SQL: The Hack Attack You'll Never See Coming
You may not have the slightest idea what an SQL injection attack is, but that's okay, you're in good company.
It turns out that SQL injection attacks are one of the most common hack attacks businesses of all sizes face, but a lot of small business owners don't really know what they are.
And like your peers, you're probably woefully unprepared to meet to the challenge SQL attacks represent, according to Ponemon Institute, the information, privacy and security researchers, which released a report about the gravity of the threat on Wednesday.
Ponemon surveyed 595 IT professionals at businesses of all sizes, ranging from less than 1,000 employees to more than 75,000 people. Twenty percent of the survey sample had fewer than 1,000 employees.
It turns out 65 percent of businesses had experienced at least one SQL attack in the previous 12 months, according to the report, and half of all businesses identified such attacks as a significant threat.

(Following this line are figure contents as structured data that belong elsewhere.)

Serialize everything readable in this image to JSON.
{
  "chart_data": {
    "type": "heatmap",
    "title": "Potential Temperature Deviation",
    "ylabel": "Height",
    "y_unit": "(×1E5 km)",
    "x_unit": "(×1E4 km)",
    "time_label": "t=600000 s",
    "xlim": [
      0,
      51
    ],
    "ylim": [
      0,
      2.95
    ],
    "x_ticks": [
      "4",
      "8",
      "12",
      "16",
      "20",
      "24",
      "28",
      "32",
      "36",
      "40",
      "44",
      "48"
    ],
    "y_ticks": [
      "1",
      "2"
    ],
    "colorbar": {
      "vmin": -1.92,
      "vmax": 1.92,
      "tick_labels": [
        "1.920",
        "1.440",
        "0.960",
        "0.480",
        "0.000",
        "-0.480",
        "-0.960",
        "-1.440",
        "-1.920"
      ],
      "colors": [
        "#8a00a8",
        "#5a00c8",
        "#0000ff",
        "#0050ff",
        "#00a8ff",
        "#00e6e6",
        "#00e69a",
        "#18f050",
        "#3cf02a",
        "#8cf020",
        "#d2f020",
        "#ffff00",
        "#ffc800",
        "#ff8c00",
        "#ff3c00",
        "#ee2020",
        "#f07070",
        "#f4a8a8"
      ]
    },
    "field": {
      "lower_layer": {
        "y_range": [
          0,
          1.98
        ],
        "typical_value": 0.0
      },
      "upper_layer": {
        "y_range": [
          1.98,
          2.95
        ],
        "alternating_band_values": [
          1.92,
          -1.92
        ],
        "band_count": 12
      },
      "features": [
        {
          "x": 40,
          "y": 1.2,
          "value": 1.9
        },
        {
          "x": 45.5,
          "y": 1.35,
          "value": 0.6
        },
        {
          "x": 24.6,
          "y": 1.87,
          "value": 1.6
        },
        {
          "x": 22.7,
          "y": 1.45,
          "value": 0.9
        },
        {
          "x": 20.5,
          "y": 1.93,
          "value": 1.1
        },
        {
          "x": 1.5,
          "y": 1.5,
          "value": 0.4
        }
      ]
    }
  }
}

"Organizations believe they struggle with SQL injection vulnerabilities," Larry Ponemon, founder and chairman of Ponemon Institute, said in a press release, but their issues are complex.
Defining an SQL Attack
SQL is shorthand for "structured query language," a computer program that lets you search relational databases, typically used by any business with structured employee records, financial information, or information relevant to manufacturing.
An SQL attack typically occurs through a consumer facing software application, where hackers exploit coding holes and then insert malicious code inside the database itself. Intruders can then use that code to query the database, to find valuable information.
A Growing Problem
SQL attacks are on the rise. Forty percent of respondents said SQL attacks were increasing, yet nearly two thirds said they either had no knowledge at all or were not familiar with the techniques criminals use to launch the attacks, which is to bypass firewall protections that Web applications have built into them.
Despite the escalating problems, about a third of respondents say their IT personnel lack the knowledge and expertise to quickly detect and rid themselves of such an attack. More than a third said they also lacked necessary tools and technology to quickly detect an SQL injection attack.
While forty-four percent of respondents said they use outside professionals to test their Web applications for security threats, only 35 percent said they tested for SQL injection threats. Meanwhile, about half of all companies either don't check for such threats at all, or only on an irregular basis.
How to Prepare
Fortunately, there are some things you can do:
- Run security tests on any third party software you use, especially if it is Web-facing.
- Consider installing behavioral analysis tools that examine all database queries for irregularities that stand out from the normal operation of your business.
- If you don't have an IT professional on staff, bring one in from outside to test your network for vulnerabilities.